Yves CLOT Ã Pau : "il faut soigner le travail".
Par banizette francois le vendredi, 20 novembre 2009, 11:19 - Actualités - Lien permanent

Ambiance studieuse en ce 19 novembre au matin où une quarantaine de professionnels (psychologues du travail, médecins et inspecteurs du travail, conseillers maintien en emploi des travailleurs handicapés, conseillers formation pour les entreprises, professeur en management) a profité d'un séminaire de très haute tenue animé par Yves CLOT sur le thème de la clinique de l'activité.
Etayé par des petits films, Yves CLOT, qui est titulaire de la Chaire de Psychologie du Travail au CNAM, s'est attaché à illustrer l'objet de ses recherches, particulièrement opérantes pour toutes celles et tous ceux qui sont attachés à ce qui fait METIER et aux critères de la qualité du travail.
L'après midi, ce sont 450 personnes qui ont assisté à sa conférence sur le thème du stress au travail.
Loin de toute victimisation, et résolument à contre courant de l'hyperbole médiatique, Yves CLOT s'est attaché à développer cette idée, qualifiée d'ailleurs "de bon sens" par l'une des participantes, que la meilleure prévention de la santé au travail, c'est encore "de faire autorité sur son travail".
Dans quelques jours, un petit film tentera d'illustrer les 3 idées forces de la conférence donnée par Yves CLOT.
D'ici là :
- deux photos, l'une du public et l'autre de l'estrade où l'on reconnaîtra bien sûr Yves CLOT, mais aussi Jean-Louis MAURIN, le directeur régional de l'AGEFOS/PME et Fernando CUEVAS, professeur de management à l'ESC Pau Béarn, qui furent, avec les CIBC du Sud Aquitaine, les chevilles ouvrières de cette rencontre manifestement très attendue,
- et une interview publiée dans Sud Ouest (édition du 18 novembre 2009 - voir en pièce jointe) de celui qui est aussi le directeur du Centre de Recherche sur le Travail et le Développement.

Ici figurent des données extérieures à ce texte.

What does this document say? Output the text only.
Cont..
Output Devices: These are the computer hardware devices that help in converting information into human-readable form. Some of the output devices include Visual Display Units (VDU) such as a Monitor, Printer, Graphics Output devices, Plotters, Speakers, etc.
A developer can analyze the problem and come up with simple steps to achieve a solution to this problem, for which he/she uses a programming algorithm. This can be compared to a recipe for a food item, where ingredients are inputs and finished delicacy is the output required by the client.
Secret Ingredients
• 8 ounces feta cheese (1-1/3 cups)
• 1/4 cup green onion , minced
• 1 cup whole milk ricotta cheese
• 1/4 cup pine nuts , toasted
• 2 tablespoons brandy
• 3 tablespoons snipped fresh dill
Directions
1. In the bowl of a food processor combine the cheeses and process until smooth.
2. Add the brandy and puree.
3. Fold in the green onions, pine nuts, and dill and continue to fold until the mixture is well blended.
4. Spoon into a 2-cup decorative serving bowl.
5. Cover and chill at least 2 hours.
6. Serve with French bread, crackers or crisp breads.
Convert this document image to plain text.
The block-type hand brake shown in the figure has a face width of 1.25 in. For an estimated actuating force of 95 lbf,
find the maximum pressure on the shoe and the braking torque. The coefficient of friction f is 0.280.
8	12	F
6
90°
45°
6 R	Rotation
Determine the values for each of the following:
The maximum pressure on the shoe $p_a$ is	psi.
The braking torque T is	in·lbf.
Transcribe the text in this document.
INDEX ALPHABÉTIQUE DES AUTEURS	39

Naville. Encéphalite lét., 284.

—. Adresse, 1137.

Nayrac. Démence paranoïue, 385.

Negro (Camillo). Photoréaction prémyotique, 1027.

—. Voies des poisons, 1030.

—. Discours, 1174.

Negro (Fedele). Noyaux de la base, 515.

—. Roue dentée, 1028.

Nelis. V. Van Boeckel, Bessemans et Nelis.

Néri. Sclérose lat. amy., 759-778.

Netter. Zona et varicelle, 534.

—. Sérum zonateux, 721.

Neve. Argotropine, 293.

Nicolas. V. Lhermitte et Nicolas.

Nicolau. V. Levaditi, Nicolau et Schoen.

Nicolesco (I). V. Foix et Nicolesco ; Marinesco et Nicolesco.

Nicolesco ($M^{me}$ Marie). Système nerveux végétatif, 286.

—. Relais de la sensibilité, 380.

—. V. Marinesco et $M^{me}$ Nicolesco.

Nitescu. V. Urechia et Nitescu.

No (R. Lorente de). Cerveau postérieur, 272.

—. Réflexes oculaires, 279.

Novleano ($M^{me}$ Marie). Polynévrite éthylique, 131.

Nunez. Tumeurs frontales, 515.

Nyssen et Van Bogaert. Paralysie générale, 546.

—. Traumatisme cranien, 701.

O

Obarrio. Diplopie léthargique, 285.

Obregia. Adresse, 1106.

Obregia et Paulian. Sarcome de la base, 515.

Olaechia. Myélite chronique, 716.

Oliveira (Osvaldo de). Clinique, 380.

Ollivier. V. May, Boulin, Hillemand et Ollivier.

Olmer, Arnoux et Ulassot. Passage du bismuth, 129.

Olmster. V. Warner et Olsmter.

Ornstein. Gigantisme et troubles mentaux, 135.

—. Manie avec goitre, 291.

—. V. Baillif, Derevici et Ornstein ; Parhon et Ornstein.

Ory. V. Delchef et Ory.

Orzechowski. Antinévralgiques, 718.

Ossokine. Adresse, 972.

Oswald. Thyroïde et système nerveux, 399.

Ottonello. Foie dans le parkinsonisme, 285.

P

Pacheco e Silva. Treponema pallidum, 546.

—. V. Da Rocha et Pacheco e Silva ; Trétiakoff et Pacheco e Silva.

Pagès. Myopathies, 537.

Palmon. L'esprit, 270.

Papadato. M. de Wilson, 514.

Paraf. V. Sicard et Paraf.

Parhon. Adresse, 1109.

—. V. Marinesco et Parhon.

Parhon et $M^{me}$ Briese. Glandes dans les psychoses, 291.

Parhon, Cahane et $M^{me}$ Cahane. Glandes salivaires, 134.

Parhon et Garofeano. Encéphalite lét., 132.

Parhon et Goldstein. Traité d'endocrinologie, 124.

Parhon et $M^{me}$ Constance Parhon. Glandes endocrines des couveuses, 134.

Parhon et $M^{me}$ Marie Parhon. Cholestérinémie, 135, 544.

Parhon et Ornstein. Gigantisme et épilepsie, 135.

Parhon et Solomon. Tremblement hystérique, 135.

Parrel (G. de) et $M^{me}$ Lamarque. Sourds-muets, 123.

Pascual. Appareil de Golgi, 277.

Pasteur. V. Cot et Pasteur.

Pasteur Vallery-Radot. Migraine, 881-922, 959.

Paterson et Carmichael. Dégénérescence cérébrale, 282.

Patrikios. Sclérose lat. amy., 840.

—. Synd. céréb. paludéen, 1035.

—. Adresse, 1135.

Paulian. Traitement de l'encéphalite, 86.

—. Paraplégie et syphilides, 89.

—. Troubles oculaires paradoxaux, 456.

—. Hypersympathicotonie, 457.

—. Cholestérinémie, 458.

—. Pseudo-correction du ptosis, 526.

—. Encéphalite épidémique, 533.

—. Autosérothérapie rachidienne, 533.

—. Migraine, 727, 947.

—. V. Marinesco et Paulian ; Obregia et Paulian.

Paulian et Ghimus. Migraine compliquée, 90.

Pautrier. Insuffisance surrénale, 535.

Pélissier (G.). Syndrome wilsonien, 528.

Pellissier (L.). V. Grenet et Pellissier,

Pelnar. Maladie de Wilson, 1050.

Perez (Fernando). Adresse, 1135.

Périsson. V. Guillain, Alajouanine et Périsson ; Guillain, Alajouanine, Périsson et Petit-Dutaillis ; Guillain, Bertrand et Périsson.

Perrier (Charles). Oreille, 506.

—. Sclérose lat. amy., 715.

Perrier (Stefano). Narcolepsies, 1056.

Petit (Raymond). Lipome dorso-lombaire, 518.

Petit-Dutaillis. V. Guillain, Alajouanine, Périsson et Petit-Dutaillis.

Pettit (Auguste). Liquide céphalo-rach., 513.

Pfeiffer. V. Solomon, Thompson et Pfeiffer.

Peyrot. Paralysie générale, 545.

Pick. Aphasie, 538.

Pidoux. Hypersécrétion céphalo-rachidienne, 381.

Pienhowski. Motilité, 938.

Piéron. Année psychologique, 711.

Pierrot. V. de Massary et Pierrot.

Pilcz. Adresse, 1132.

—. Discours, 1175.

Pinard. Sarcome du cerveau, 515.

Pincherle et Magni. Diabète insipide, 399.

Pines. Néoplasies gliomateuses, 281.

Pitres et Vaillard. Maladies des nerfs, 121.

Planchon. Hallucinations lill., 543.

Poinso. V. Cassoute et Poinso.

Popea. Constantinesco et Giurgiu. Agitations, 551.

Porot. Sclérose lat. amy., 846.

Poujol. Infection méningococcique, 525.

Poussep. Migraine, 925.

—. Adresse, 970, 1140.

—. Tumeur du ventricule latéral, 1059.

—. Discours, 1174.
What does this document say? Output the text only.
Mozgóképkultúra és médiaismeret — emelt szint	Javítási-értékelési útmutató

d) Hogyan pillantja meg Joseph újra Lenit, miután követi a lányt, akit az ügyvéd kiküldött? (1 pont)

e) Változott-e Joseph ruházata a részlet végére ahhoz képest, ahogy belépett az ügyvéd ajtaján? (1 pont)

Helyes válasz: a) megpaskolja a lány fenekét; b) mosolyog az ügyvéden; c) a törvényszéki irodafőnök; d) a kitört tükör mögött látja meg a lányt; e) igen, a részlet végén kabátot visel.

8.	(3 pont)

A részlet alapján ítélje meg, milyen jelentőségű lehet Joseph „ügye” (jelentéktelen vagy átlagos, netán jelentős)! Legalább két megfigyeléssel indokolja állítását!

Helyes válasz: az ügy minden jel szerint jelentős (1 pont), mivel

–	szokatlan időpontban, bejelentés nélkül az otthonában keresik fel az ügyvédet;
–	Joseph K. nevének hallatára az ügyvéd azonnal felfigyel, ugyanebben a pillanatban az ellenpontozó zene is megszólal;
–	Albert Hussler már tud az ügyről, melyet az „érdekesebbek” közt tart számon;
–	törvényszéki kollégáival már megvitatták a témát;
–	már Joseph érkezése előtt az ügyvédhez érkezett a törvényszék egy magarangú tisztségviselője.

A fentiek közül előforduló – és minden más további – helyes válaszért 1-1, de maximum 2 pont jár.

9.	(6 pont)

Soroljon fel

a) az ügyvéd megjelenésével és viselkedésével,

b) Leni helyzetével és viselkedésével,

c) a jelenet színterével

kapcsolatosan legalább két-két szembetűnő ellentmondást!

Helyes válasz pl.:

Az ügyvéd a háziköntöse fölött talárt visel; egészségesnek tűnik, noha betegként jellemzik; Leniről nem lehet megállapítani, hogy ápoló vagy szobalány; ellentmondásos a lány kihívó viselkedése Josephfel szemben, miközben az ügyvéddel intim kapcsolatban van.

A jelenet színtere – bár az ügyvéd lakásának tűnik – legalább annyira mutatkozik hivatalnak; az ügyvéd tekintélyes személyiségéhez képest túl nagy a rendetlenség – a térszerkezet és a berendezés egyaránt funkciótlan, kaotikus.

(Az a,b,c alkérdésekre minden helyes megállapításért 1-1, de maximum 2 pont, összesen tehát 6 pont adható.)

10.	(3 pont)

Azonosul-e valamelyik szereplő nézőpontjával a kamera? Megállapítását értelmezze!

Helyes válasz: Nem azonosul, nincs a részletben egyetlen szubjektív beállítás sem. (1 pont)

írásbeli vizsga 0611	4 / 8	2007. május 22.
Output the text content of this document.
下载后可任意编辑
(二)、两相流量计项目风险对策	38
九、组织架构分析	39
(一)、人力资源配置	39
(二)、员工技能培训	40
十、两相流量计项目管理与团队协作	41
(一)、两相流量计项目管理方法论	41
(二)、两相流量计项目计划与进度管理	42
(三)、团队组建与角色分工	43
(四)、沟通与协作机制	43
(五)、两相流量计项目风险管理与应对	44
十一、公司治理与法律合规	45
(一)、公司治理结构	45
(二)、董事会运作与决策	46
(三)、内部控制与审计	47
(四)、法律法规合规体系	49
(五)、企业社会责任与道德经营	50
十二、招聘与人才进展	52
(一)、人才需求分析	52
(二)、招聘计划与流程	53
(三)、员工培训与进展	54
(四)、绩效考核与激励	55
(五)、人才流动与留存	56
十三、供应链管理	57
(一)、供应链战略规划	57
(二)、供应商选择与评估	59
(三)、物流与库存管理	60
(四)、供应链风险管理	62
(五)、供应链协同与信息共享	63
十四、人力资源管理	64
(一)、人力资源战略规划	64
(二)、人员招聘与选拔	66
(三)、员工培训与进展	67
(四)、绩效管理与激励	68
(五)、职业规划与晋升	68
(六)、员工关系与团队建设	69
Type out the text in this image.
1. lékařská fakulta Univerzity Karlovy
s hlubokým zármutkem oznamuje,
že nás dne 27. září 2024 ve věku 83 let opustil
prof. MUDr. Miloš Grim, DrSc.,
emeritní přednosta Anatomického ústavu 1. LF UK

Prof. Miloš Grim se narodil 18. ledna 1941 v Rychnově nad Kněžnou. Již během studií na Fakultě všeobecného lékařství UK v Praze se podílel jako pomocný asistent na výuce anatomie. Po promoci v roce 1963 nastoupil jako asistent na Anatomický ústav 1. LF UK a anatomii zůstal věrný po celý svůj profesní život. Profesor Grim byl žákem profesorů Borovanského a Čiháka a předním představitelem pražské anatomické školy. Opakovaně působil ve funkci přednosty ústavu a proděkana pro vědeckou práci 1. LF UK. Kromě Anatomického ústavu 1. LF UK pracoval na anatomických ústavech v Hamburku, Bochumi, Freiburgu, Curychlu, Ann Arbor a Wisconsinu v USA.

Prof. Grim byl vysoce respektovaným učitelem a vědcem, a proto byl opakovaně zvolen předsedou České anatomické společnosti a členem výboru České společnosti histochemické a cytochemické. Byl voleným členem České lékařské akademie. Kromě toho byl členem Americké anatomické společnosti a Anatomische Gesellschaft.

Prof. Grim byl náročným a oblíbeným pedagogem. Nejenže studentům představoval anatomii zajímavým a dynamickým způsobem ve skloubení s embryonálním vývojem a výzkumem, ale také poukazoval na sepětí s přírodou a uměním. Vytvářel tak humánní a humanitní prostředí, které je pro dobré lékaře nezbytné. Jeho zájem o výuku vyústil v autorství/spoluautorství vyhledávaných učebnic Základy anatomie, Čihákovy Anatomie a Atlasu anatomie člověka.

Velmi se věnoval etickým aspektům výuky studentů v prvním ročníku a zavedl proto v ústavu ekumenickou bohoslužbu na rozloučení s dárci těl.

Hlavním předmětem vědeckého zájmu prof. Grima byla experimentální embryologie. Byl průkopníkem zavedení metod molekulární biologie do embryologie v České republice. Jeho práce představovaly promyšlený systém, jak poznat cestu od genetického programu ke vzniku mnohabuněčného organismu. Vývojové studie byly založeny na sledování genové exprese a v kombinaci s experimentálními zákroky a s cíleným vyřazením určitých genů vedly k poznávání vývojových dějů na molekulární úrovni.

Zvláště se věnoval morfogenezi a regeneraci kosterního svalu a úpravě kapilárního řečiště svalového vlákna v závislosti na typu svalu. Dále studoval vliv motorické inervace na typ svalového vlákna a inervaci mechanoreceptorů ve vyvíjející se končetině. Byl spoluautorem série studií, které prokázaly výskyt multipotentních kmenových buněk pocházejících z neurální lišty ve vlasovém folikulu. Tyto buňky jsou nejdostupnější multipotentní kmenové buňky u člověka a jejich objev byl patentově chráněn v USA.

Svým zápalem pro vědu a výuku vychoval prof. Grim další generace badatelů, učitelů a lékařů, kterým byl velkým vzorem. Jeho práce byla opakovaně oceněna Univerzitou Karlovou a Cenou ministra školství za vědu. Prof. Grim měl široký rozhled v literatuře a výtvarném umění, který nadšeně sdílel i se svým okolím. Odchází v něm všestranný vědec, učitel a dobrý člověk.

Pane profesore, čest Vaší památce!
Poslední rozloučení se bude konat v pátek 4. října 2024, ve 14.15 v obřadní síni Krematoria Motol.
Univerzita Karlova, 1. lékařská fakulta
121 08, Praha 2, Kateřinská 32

(de gauche à droite : Jean-Louis Maurin, François Banizette, Yves Clot, Fernando Cuevas)

Commentaires
Merci M. Clot pour ce retour sur la question de l’homme au travail, du stress au travail ! « Travail » au sens d’Activité de l’homme appliquée à la production, à la création, à l’entretien de qqch ; travail manuel opposé à travail intellectuel ? Ou encore ; instrument de torture, ou appareil servant à maintenir les grands animaux domestiques pendant qu’on les ferre, ou qu’on les soigne ? « Retrouver du pouvoir d’agir ! » Se regarder travailler, prendre de la distance pour une analyse clinique de l’activité ; Le sosie, l’explicitation, ou « Le métier au carré », « Retrouver la dimension de créativité dans le travail » ; Autant d’éléments posés sur la question du travail avec ou sans l’homme ?
Merci Monsieur Clot, d’être accessible et de n’être ni dans la spécialité de la critique savante ; ni dans le positivisme, ni dans l’ambiance dramatisée télévisuelle alarmiste présent.
Même s’il vous ai renvoyé ; que cela fait tant d’années que vous cherchez sur cette question de la place de l’homme (et de la femme) au travail, sans vraiment avoir proposer de recette ; Vous nous avez donné à entendre et à voir (le matin) des expériences ou l’opérateur, l'intérimaire, le compagnon, le chef des travaux, l’employeur trouve l’expression critique de sa pratique ; pouvoir se regarder travailler au travail, d’en parler, de confronter sa vision de son travail avec les collègues. C'est possible et rentable même, à condition que l’on donne le temps au travailleur de lever le nez de la machine. Dans cet arrêt sur image, c’est dans cette « dispute dialogique » « au sens médiéval du terme selon vous » que l’expression, la communication deviennent possible. En ce qui me concerne, je m’arrange avec l’idée de travailler tout en respectant l’organisation, ses injonctions, après tant de maltraitances ; j’arrive à re-prendre conscience que c’est en premier lieu, à moi, par moi que le respect viendra, tout en respectant les autres. Je m’arrange à trouver une sorte « d’équilibre » entre motivation, créativité, respiration, recherche, travail, production, comptabilité de mon activité et précarité. Mais surtout en premier lieu, j’apprends par la distanciation à la situation de travail, à être un meilleur compagnon pour moi-même. Merci
C’est grâce à des professionnels, chercheurs en psychologie du travail, comme Vous et ceux du Cibc, que je comprends comment la communication employé/employeur, la construction de sens au travail sont possibles, « qu’entre tache prescrite et activité réelle, la personne au travail produit le sens de son action, tout en étant productif » au risque parfois d’en perdre la santé, la raison, au pire la vie.
Coluche disait que : « le meilleur moyen d’enrayer l’hémorragie des accidents du travail, est sans doute d’arrêter de travailler ». C’est Balaise !
Bien à vous et merci M. Clot, ainsi qu’à l’équipe organisatrice du Cibc, Agefos de nous permettre d’accéder à ce tournant réflexif.
Un qui sait encore s’étonner quand il faut !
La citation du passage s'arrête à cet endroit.